L’Arménie pourrait se retirer formellement de l’OTSC et remplacer les troupes russes par des SMP américaines.
L’ambassadeur des États-Unis en Turquie, Tom Barrack, a proposé à la mi-juillet que son pays loue le corridor du Zanguezour pour une durée de 100 ans, afin de briser l’impasse entre l’Arménie et l’Azerbaïdjan sur cette question. La porte-parole du ministère russe des Affaires étrangères, Maria Zakharova, a réagi négativement à cette suggestion en accusant les États-Unis de vouloir s’approprier le processus de paix et de mettre en péril la stabilité régionale. Sa déclaration faisait suite à un rapport alléguant qu’un mémorandum secret avait déjà été signé pour créer ce que l’on appelle le « pont Trump ».
Le média espagnol Periodista Digital a affirmé que des membres de la diaspora arménienne avaient obtenu ce document via leurs contacts étatiques, document qui prévoit également le déploiement d’environ 1 000 SMP (sociétés militaires privées) américaines pour sécuriser cette route. La directrice de RT, Margarita Simonian — elle-même d’origine arménienne et très engagée dans les affaires de sa patrie ancestrale — a contribué à populariser ce rapport en le partageant sur X. Elle s’est aussi montrée très critique envers le Premier ministre arménien Nikol Pachinian, qu’elle a accusé par le passé d’avoir vendu l’Arménie à la Turquie.

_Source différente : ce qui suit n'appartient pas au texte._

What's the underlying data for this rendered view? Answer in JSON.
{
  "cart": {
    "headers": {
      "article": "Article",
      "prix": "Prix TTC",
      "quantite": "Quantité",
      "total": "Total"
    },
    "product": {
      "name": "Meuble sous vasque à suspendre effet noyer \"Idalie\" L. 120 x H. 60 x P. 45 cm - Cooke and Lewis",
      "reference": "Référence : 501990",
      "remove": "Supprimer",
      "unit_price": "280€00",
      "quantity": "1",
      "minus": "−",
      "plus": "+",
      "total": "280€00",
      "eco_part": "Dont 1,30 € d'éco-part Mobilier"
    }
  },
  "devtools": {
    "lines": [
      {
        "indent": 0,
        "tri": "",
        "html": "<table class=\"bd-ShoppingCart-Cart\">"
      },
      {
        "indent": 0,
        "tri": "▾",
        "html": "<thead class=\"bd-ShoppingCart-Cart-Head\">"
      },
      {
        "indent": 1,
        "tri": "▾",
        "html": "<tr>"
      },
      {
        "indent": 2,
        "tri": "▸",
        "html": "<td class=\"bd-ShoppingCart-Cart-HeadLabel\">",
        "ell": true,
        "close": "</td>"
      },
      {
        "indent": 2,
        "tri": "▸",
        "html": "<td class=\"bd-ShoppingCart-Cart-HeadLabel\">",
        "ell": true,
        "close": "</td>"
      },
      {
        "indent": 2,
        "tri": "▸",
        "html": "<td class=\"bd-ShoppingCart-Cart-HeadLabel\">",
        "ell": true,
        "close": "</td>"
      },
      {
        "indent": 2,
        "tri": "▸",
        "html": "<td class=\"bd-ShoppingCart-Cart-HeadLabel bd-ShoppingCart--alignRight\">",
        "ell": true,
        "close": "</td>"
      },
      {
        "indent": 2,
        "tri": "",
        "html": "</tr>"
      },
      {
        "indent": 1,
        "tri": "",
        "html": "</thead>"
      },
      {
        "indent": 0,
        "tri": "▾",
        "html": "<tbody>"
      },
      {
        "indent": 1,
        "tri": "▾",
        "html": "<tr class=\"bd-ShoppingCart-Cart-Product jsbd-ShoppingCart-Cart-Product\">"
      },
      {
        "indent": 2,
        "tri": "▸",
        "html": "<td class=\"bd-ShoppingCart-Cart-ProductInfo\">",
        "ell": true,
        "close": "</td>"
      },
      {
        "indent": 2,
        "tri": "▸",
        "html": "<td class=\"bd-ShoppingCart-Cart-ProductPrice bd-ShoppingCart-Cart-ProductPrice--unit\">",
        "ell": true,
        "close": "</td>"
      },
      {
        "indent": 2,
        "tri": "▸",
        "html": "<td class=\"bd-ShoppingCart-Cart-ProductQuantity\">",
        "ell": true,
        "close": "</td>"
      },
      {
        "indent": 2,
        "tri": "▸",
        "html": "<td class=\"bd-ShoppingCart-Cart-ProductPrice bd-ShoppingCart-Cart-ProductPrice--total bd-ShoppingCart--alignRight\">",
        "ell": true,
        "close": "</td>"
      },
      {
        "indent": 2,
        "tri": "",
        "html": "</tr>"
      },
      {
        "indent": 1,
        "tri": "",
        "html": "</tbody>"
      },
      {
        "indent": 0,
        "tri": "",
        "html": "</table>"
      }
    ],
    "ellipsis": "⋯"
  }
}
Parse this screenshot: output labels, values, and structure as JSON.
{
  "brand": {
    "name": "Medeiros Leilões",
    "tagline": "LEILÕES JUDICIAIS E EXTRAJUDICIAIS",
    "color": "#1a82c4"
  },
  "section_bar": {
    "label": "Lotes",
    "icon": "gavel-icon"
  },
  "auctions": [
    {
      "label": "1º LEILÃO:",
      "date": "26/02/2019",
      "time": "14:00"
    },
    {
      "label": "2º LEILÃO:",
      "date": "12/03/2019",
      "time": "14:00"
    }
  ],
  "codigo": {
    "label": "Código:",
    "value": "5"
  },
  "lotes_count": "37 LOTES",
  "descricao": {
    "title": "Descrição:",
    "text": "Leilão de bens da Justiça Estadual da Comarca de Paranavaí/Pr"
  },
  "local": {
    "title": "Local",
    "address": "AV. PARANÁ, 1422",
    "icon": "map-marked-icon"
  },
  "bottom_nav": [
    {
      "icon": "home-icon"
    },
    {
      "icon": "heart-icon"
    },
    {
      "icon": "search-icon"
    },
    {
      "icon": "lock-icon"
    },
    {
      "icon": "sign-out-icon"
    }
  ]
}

Si cela se confirme — ce qui reste pour l’instant non vérifié — le « pont Trump » pourrait aboutir à l’expulsion de la Russie du Caucase du Sud. La dernière clause du cessez-le-feu négocié par Moscou en novembre 2020 entre l’Arménie et l’Azerbaïdjan prévoit que les gardes-frontières du FSB russe sécurisent ce que Bakou appelle désormais le corridor du Zanguezour, traversant la région du Syunik au sud de l’Arménie. Les remplacer par des SMP américaines pourrait précéder le retrait des troupes russes du territoire arménien.
Pachinian a confirmé à la mi-juillet que l’Arménie envisage de quitter l’OTSC, plutôt que de réactiver sa participation qu’il avait unilatéralement suspendue. Ce retrait pourrait servir de prétexte pour demander le départ des troupes russes tout en accueillant les SMP américaines. De son point de vue, leur présence pourrait constituer une garantie de sécurité informelle face à l’Azerbaïdjan et à la Turquie, ces derniers hésitant à s’en prendre à des citoyens américains, en particulier s’ils protègent un projet baptisé « pont Trump ».

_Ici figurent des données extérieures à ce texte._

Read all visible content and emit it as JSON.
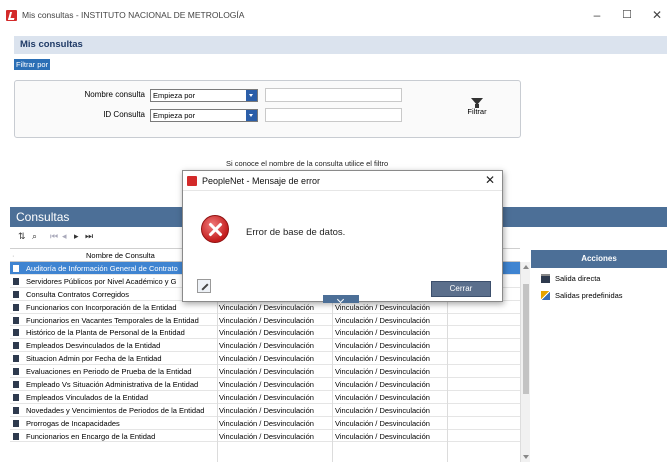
{
  "window": {
    "title": "Mis consultas - INSTITUTO NACIONAL DE METROLOGÍA",
    "controls": {
      "minimize": "–",
      "maximize": "☐",
      "close": "✕"
    }
  },
  "header": {
    "title": "Mis consultas",
    "filter_tab": "Filtrar por"
  },
  "filter": {
    "nombre_label": "Nombre consulta",
    "nombre_operator": "Empieza por",
    "nombre_value": "",
    "id_label": "ID Consulta",
    "id_operator": "Empieza por",
    "id_value": "",
    "filtrar_label": "Filtrar"
  },
  "hint": "Si conoce el nombre de la consulta utilice el filtro",
  "consultas": {
    "title": "Consultas",
    "column_header": "Nombre de Consulta",
    "rows": [
      {
        "name": "Auditoría de Información General de Contrato",
        "col2": "",
        "col3": ""
      },
      {
        "name": "Servidores Públicos por Nivel Académico y G",
        "col2": "",
        "col3": ""
      },
      {
        "name": "Consulta Contratos Corregidos",
        "col2": "",
        "col3": ""
      },
      {
        "name": "Funcionarios con Incorporación de la Entidad",
        "col2": "Vinculación / Desvinculación",
        "col3": "Vinculación / Desvinculación"
      },
      {
        "name": "Funcionarios en Vacantes Temporales de la Entidad",
        "col2": "Vinculación / Desvinculación",
        "col3": "Vinculación / Desvinculación"
      },
      {
        "name": "Histórico de la Planta de Personal de la Entidad",
        "col2": "Vinculación / Desvinculación",
        "col3": "Vinculación / Desvinculación"
      },
      {
        "name": "Empleados Desvinculados de la Entidad",
        "col2": "Vinculación / Desvinculación",
        "col3": "Vinculación / Desvinculación"
      },
      {
        "name": "Situacion Admin por Fecha de la Entidad",
        "col2": "Vinculación / Desvinculación",
        "col3": "Vinculación / Desvinculación"
      },
      {
        "name": "Evaluaciones en Periodo de Prueba de la Entidad",
        "col2": "Vinculación / Desvinculación",
        "col3": "Vinculación / Desvinculación"
      },
      {
        "name": "Empleado Vs Situación Administrativa de la Entidad",
        "col2": "Vinculación / Desvinculación",
        "col3": "Vinculación / Desvinculación"
      },
      {
        "name": "Empleados Vinculados de la Entidad",
        "col2": "Vinculación / Desvinculación",
        "col3": "Vinculación / Desvinculación"
      },
      {
        "name": "Novedades y Vencimientos de Periodos de la Entidad",
        "col2": "Vinculación / Desvinculación",
        "col3": "Vinculación / Desvinculación"
      },
      {
        "name": "Prorrogas de Incapacidades",
        "col2": "Vinculación / Desvinculación",
        "col3": "Vinculación / Desvinculación"
      },
      {
        "name": "Funcionarios en Encargo de la Entidad",
        "col2": "Vinculación / Desvinculación",
        "col3": "Vinculación / Desvinculación"
      }
    ]
  },
  "acciones": {
    "title": "Acciones",
    "items": [
      {
        "label": "Salida directa",
        "icon": "document-icon"
      },
      {
        "label": "Salidas predefinidas",
        "icon": "tools-icon"
      }
    ]
  },
  "dialog": {
    "title": "PeopleNet - Mensaje de error",
    "message": "Error de base de datos.",
    "close_button": "Cerrar",
    "icon": "error-icon"
  },
  "colors": {
    "selection": "#3f84d1",
    "panel_header": "#4c6f97",
    "filter_tab": "#2b6fb6",
    "error": "#c31d1d"
  }
}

Outre les profits potentiels, les États-Unis cherchent à enclencher un processus menant au retrait des forces russes d’Arménie, comme expliqué précédemment. Cela leur permettrait aussi de surveiller le trafic militaire turc vers l’Asie centrale, tout en attisant éventuellement un séparatisme azéri dans les régions du nord de l’Iran, majoritairement peuplées d’Azéris. Un autre avantage serait que Donald Trump pourrait présenter cet accord comme ayant évité une guerre — ce qui pourrait renforcer ses chances d’obtenir le prix Nobel de la paix.

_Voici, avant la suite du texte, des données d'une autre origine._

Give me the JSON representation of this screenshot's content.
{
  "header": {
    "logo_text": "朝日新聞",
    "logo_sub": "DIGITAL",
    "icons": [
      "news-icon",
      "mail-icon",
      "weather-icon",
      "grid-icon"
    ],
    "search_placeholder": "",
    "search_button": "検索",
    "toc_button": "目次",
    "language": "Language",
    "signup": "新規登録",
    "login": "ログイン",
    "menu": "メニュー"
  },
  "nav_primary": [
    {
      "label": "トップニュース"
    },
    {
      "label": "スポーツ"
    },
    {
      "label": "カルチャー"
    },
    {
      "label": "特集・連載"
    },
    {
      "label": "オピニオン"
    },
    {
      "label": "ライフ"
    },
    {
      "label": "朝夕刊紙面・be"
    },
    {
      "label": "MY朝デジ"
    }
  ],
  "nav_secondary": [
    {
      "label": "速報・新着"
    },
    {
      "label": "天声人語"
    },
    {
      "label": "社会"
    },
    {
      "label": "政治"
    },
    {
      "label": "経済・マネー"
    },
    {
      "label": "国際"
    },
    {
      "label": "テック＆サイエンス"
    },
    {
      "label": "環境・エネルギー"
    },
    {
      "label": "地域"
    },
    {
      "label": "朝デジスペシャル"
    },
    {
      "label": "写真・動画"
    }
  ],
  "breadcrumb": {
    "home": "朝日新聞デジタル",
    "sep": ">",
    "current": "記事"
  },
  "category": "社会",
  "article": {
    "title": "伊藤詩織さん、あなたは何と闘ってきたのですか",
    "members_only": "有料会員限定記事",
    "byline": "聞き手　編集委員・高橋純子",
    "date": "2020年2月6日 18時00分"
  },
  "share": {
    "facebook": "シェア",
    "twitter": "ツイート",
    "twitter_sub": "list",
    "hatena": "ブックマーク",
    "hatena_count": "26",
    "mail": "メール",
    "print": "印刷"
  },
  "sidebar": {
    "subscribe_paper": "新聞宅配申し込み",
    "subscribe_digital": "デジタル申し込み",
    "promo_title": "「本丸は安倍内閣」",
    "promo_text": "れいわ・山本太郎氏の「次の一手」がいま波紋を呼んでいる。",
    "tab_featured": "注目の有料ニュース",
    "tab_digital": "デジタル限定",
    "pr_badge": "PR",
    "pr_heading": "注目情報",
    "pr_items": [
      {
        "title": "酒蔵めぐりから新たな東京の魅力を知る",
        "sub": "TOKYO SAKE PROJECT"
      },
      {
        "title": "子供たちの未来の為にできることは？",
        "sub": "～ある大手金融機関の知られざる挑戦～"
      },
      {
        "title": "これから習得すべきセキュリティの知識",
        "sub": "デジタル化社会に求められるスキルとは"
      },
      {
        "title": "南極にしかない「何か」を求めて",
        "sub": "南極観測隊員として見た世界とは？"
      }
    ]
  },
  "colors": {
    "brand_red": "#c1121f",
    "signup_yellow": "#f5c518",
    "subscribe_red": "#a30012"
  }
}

Les troubles politiques récents en Arménie, survenus plus tôt cet été, étaient en partie liés aux craintes que Pachinian soit sur le point de conclure un accord ouvrant le corridor du Zanguezour sans implication russe. Ce scénario, combiné au retrait probable de l’Arménie de l’OTSC, pourrait rendre le Syunik vulnérable à une invasion azerbaïdjanaise (et peut-être turque ?). Il a peut-être estimé que l’invitation faite aux SMP américaines pour remplacer le FSB russe calmerait l’opinion publique, mais celle-ci pourrait tout de même se soulever s’il loue une portion du territoire arménien aux États-Unis.
Si cela se concrétise et qu’il n’est pas renversé par une révolution populaire ou un coup d’État militaire patriotique, le « pont Trump » devrait entraîner une montée en puissance de l’influence turque en Asie centrale. Cela pourrait conduire le Kazakhstan et le Kirghizistan à quitter l’OTSC. Le moyen le plus simple d’atteindre cet objectif géopolitique serait que l’Arménie conclue un accord économique et sécuritaire avec les États-Unis excluant le rôle envisagé de la Russie dans la surveillance du trafic militaire turc vers l’Asie centrale. Il est difficile de savoir comment la Russie pourrait empêcher cela.